Panggilan inilah yang menjadikan Paulus sebagai jembatan yang menghubungkan nubuat dan janji dalam Perjanjian Lama dengan penggenapan nyata melalui Yesus Kristus di Perjanjian Baru.
Paulus: Pembawa dan Penghubung Ajaran Lama dengan Penggenapan Baru
Paulus bukanlah pencipta doktrin baru. Sebaliknya, ia adalah orang yang membawa dan menjembatani ajaran dan janji dalam Perjanjian Lama dengan penggenapan yang nyata dalam Yesus Kristus di Perjanjian Baru.
Dalam surat-suratnya, Paulus menegaskan bahwa keselamatan tidak hanya untuk bangsa Yahudi, tetapi juga bagi semua bangsa, yang merupakan penggenapan rencana Allah sejak dahulu:
Roma 3:21–26 menjelaskan bahwa kebenaran Allah kini dinyatakan di luar hukum Taurat, yaitu melalui iman kepada Yesus Kristus bagi semua orang yang percaya. Manusia dibenarkan bukan karena ketaatan pada Taurat, melainkan oleh kasih karunia Allah melalui penebusan dalam Kristus.
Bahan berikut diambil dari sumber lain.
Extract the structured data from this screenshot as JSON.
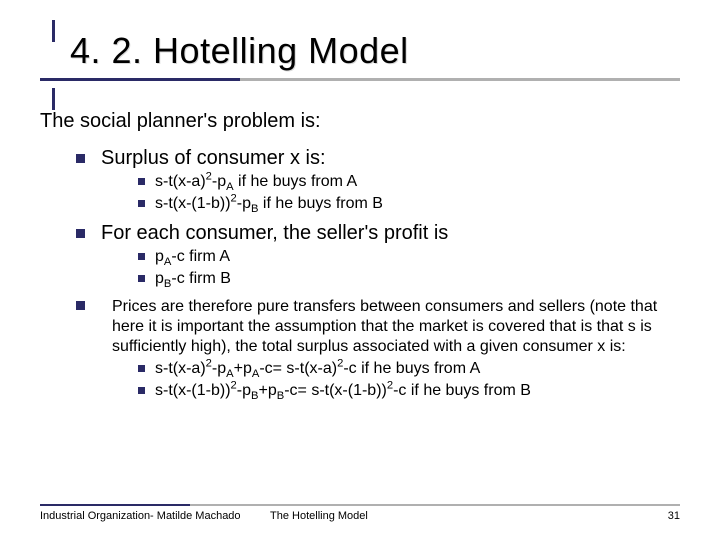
{
  "colors": {
    "bullet": "#2a2a66",
    "underline_grey": "#b0b0b0",
    "underline_navy": "#2a2a66",
    "text": "#000000",
    "bg": "#ffffff"
  },
  "title": "4. 2. Hotelling Model",
  "lead": "The social planner's problem is:",
  "items": {
    "p1": "Surplus of consumer x is:",
    "p1a_pre": "s-t(x-a)",
    "p1a_post": "-p",
    "p1a_tail": " if he buys from A",
    "p1b_pre": "s-t(x-(1-b))",
    "p1b_post": "-p",
    "p1b_tail": " if he buys from B",
    "p2": "For each consumer, the seller's profit is",
    "p2a_pre": "p",
    "p2a_post": "-c firm A",
    "p2b_pre": "p",
    "p2b_post": "-c firm B",
    "p3": "Prices are therefore pure transfers between consumers and sellers (note that here it is important the assumption that the market is covered that is that s is sufficiently high), the total surplus associated with a given consumer x is:",
    "p3a_l": "s-t(x-a)",
    "p3a_m": "-p",
    "p3a_r": "+p",
    "p3a_eq": "-c= s-t(x-a)",
    "p3a_tail": "-c if he buys from A",
    "p3b_l": "s-t(x-(1-b))",
    "p3b_m": "-p",
    "p3b_r": "+p",
    "p3b_eq": "-c= s-t(x-(1-b))",
    "p3b_tail": "-c if  he buys from B"
  },
  "footer": {
    "left": "Industrial Organization- Matilde Machado",
    "center": "The Hotelling Model",
    "page": "31"
  }
}
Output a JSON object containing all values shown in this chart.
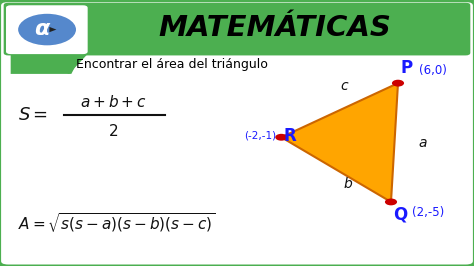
{
  "bg_color": "#ffffff",
  "header_bg": "#4caf50",
  "header_text": "MATEMÁTICAS",
  "header_text_color": "#000000",
  "border_color": "#4caf50",
  "title_text": "Encontrar el área del triángulo",
  "title_color": "#000000",
  "triangle_fill": "#ffa500",
  "triangle_edge": "#cc6600",
  "point_color": "#cc0000",
  "label_color_blue": "#1a1aff",
  "side_label_color": "#111111",
  "formula_color": "#111111",
  "P": [
    0.845,
    0.685
  ],
  "R": [
    0.595,
    0.48
  ],
  "Q": [
    0.83,
    0.235
  ],
  "alpha_bg": "#5588cc",
  "alpha_text": "#1a3aaa"
}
Galatia 3:24 menyebut Taurat sebagai penuntun yang membawa manusia kepada Kristus. Taurat bersifat sementara dan berfungsi mengarahkan manusia kepada keselamatan di dalam Kristus.
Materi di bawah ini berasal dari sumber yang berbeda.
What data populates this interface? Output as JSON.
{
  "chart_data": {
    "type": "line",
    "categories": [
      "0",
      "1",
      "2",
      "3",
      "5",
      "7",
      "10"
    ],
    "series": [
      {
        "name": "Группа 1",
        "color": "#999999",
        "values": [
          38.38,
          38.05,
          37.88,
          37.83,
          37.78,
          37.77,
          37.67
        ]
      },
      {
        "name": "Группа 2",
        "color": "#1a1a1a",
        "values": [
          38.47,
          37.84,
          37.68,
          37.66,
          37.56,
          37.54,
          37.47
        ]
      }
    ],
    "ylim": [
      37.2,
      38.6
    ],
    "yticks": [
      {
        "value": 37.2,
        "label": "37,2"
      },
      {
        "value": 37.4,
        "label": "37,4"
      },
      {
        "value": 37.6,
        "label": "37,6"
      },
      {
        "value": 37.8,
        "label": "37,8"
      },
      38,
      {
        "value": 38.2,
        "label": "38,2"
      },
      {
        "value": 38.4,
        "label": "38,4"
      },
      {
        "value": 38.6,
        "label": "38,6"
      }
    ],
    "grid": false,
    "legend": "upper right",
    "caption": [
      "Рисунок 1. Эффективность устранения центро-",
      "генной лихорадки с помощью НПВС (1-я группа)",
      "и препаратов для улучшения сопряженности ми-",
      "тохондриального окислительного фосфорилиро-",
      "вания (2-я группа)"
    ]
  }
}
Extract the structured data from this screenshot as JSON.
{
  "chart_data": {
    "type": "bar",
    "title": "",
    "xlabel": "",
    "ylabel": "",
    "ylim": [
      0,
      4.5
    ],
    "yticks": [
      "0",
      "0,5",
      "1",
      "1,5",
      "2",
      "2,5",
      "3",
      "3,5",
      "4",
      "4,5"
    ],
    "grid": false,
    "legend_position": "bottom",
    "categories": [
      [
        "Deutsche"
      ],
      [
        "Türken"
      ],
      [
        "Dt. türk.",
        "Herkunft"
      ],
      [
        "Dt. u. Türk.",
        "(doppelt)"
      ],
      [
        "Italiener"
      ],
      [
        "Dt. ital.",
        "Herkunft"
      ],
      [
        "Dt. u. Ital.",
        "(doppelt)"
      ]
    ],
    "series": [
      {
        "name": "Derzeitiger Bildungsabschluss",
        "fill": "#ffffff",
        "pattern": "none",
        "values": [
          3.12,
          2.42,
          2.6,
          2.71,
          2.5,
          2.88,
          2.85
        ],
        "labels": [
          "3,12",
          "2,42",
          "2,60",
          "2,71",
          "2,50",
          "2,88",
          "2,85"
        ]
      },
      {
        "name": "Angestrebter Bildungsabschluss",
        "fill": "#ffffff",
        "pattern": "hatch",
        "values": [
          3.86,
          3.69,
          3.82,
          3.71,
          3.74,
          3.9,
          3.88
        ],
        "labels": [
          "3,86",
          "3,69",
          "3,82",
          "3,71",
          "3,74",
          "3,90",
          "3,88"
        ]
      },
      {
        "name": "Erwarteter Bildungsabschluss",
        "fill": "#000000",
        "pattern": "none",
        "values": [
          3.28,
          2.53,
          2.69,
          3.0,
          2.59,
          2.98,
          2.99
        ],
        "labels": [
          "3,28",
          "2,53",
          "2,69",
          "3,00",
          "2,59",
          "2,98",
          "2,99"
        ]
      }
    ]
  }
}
1 Korintus 15:3–4 menegaskan inti Injil: Kristus mati karena dosa-dosa kita dan bangkit pada hari yang ketiga, sesuai dengan Kitab Suci. Inilah pusat penggenapan janji Allah.
Dalam Surat Ibrani, yang secara teologis sejalan dengan pemikiran Paulus, Yesus digambarkan sebagai Imam Besar menurut peraturan Melkisedek dan sebagai korban yang sempurna, yang dipersembahkan sekali untuk selama-lamanya (Ibrani 5–7; Ibrani 9:12–14).
Kesimpulan
Paulus bukan pencipta ajaran keilahian Yesus atau agama Kristen baru. Ia adalah pembawa dan penghubung antara ajaran lama dan penggenapan dalam Yesus Kristus, sekaligus penyebar Injil kepada semua bangsa. Tuduhan bahwa Paulus “menciptakan” ajaran ini adalah salah besar dan tidak berdasar.